The culmination of my journey was the 2025 Glastonbury Goddess Conference, where I was honored to serve as the Directional Priestess of the Center.






For me, it was both deeply personal and profoundly communal. To hold the Center meant first to hold my own center—to be rooted in my body, to breathe into my presence, to stand in grounded awareness even as dynamic energies swirled around me. It meant embodying presence so that others could find it too.
As Priestess of the Center, I guided people back into themselves through somatic movement and journeywork—inviting people into their sacred body-vessels so they could feel the steadiness of the earth beneath them, and discover the powers of alignment and sacred connection.
Holding the Center was also about flowing with the team—stepping in and out of roles, weaving with other priestesses and helpers, supporting the container of the Conference as it shifted from ritual to celebration to service. It became a living lesson in sovereignty and union: knowing my own strength while merging with the collective rhythm.

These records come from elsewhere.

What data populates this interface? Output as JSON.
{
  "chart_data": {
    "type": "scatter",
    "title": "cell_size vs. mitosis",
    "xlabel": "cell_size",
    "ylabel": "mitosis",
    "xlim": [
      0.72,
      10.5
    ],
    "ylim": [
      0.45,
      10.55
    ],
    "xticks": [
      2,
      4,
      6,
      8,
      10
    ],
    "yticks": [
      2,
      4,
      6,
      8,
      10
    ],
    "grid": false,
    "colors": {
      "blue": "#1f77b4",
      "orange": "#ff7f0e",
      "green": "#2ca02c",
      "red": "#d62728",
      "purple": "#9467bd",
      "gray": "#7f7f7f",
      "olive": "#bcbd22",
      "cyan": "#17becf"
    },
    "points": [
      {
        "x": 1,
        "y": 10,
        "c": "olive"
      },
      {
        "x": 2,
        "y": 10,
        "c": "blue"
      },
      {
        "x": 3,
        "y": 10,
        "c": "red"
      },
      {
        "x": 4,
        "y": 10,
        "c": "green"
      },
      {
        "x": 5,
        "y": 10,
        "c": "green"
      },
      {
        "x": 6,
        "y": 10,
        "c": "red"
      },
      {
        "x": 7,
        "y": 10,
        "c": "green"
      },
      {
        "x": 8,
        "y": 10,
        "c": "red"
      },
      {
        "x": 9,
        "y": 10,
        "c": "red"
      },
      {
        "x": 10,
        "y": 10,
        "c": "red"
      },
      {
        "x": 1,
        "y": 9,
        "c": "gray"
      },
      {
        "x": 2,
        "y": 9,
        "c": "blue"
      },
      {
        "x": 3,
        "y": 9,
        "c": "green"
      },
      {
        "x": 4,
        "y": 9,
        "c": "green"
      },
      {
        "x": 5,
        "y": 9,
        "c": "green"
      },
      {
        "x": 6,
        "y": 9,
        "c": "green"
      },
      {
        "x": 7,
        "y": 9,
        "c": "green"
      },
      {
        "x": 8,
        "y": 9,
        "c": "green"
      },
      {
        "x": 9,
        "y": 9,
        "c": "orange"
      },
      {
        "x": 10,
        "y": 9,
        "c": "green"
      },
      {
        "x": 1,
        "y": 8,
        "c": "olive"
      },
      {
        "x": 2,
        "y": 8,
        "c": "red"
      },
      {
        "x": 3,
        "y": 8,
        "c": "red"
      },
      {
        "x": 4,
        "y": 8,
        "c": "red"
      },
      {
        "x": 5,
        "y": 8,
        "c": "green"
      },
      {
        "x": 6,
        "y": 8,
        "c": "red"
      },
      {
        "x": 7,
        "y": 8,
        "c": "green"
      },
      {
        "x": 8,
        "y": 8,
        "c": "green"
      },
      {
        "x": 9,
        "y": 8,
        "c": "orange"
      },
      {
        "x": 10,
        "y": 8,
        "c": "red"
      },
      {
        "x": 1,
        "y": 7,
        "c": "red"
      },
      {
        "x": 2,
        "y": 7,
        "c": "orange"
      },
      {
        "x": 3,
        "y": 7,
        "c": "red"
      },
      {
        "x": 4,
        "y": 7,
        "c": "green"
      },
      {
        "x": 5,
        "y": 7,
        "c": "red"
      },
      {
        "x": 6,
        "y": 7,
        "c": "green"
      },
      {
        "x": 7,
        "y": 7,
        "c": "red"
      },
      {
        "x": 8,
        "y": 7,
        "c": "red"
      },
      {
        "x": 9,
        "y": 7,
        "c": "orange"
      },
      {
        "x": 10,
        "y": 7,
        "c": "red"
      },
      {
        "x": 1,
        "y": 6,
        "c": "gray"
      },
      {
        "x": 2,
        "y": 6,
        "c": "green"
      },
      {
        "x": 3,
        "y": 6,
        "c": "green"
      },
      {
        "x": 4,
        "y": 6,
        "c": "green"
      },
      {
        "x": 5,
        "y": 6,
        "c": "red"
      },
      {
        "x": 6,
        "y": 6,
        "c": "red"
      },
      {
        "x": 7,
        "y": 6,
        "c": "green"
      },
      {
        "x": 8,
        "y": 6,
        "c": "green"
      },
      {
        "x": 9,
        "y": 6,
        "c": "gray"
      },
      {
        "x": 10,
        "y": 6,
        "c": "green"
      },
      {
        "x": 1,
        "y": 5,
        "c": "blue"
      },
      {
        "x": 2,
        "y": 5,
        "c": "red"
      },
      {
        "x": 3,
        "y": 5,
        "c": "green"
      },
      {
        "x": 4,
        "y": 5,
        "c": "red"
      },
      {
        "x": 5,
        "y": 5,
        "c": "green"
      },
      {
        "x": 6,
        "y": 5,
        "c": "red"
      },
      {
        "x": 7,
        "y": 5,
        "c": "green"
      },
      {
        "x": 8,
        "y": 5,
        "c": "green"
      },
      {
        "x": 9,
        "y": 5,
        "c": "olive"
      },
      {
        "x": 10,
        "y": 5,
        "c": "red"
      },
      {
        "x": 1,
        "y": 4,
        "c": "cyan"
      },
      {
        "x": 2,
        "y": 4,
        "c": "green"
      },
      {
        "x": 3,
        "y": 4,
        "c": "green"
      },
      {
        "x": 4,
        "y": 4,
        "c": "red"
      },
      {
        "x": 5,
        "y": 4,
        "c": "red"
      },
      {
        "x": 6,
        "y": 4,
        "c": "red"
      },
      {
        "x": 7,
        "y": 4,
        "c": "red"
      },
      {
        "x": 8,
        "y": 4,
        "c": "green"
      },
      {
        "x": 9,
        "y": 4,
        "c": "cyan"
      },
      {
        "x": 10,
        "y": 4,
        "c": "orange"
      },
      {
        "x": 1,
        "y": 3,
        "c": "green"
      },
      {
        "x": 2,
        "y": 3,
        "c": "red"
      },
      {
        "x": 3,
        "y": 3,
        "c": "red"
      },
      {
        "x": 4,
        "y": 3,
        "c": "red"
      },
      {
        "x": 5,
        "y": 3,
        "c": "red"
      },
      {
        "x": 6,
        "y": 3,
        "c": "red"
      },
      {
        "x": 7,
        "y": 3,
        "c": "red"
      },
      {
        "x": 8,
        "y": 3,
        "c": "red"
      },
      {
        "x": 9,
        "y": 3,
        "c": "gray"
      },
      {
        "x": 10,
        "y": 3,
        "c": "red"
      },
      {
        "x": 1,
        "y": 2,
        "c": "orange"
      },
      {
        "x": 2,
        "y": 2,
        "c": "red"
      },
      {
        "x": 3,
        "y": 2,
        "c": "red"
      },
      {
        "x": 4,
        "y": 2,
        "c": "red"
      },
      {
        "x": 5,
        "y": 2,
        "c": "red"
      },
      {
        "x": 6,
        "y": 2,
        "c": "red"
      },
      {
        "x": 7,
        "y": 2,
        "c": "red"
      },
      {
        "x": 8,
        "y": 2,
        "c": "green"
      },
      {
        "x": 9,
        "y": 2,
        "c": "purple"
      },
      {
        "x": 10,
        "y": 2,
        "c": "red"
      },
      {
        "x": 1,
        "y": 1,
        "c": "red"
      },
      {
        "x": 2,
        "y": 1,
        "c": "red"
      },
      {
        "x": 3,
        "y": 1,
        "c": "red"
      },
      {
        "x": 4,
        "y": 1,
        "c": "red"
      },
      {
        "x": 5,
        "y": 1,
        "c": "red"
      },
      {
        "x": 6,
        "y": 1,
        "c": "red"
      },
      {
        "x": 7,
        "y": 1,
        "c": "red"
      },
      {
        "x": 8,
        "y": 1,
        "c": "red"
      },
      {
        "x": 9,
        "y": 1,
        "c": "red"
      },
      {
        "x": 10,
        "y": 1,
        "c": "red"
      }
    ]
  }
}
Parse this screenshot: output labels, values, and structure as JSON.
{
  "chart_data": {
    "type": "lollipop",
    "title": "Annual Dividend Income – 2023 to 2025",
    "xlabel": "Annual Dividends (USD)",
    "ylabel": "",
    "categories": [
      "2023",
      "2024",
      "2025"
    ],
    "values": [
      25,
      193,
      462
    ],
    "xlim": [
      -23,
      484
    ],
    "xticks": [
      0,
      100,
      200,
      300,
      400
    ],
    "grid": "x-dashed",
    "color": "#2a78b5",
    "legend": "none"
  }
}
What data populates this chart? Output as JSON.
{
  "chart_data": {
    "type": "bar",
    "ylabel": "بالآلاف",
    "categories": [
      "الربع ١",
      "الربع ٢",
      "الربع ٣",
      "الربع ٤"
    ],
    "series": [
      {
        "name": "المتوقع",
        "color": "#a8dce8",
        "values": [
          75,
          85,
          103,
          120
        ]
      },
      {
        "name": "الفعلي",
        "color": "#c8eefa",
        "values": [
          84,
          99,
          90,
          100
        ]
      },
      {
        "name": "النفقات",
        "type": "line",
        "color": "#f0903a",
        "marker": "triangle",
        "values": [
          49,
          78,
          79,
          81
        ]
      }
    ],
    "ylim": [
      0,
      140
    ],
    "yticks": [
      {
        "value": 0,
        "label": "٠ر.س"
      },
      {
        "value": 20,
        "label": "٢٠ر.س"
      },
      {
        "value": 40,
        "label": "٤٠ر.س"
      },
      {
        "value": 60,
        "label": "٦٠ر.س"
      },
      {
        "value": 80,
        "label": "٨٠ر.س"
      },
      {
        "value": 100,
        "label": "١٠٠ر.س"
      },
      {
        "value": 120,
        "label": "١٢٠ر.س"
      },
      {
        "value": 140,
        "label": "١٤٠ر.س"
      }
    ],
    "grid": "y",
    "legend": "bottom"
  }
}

The Vesica Piscis was the core symbol of the Conference, and it became a living guide for me throughout the week. To stand in its center was to inhabit a place of dynamic equilibrium—a space where polarities meet in communion and complementarity. In that threshold, I found myself continually called to balance the facets of my being: the active and the receptive, the light that shines outward and the shadow longing for tenderness, the directive power that organizes and the embodied wisdom that listens and feels.
Again and again, I returned to the truth that the Center is sovereign space: the place where love first anchors within. Without that rootedness in self-love, our gestures of care for the world lose their ground. But when love of self is strong, it radiates outward with steadiness, creating a field in which others, too, can find balance.
This pilgrimage—across Welsh mountains, ancient baths, Neolithic stones, and the sacred heart of Glastonbury Avalon—reminded me that to hold the Center is to stand in the Vesica of wholeness, where love of self roots all other loves. In daring to hold our Center in the dance with Shadow, we awaken a field where others remember their own wholeness, beauty, and belonging.